The cold weather has arrived and every night we are lighting our wood heater. We have some wood, that we cut, left over from last winter but shortly we will have to cut some more. Fortunately there is plenty of timber around that is suitable for firewood. Previous owners ring-barked (killed) a number of eucalypts and over time these trees have fallen. It does not take long to cut up a winter’s worth of firewood.

The ash from the heater does not go to waste. Some is incorporated into our tube soil mix and some is spread around our citrus plants. We read that a commercial citrus grower top dressed his citrus with ash.

We are germinating broad bean seeds in paper sandwiches in margarine containers. We wet pieces of paper cut to fit into the containers, fold in half and place six seeds in each sandwich. The seeds germinate in less than a week and then they are potted on into thumb pots until they are about five centimetres high. They are then planted into a vegetable bed. This week we planted out six sprouted broad bean seeds.

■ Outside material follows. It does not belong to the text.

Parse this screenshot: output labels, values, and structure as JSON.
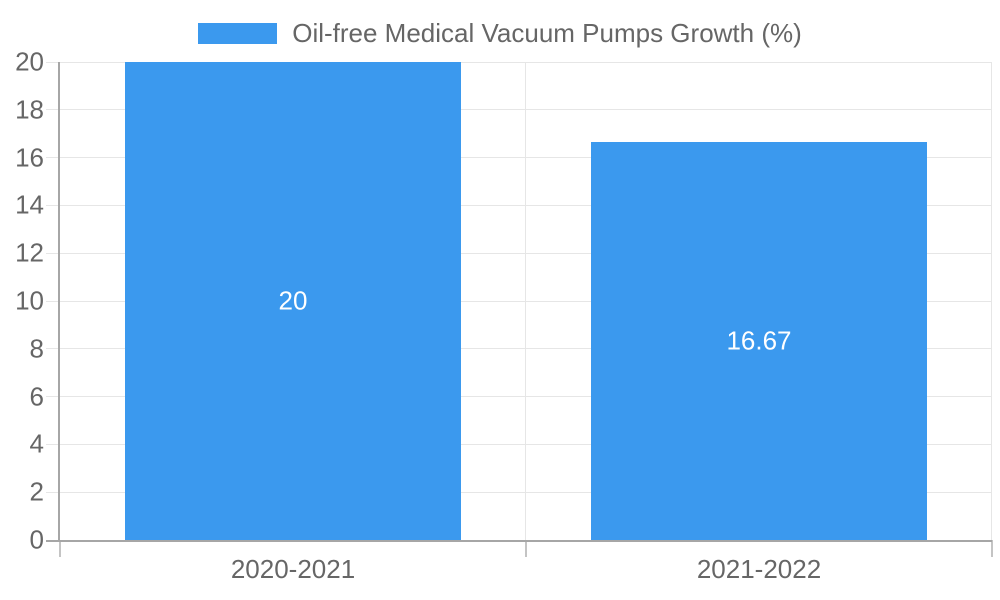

“Normal” potting on also continued. Struck cuttings of Melaleuca pulchella, Grevillea Lutea and Goodenia decurrens were potted on into tubes.

A couple of months ago we purchased two evergreen Blueberry Burst plants from a Master’s store in Sydney. This week we potted both plants into large pots. We now have four evergreen blueberries. Three of them are flowering so we may have some fruit in the future. It is reputed that evergreen blueberries will produce four kilograms of fruit per plant. Hopefully our plants will be as productive.

Acacia deanei, Callistemon flavovirens and Melaleuca cardiophylla are flowering.

No specific wildlife observations this week. As per usual the garden is alive with small birds, particularly Eastern Spinebills and Double-barred Finches.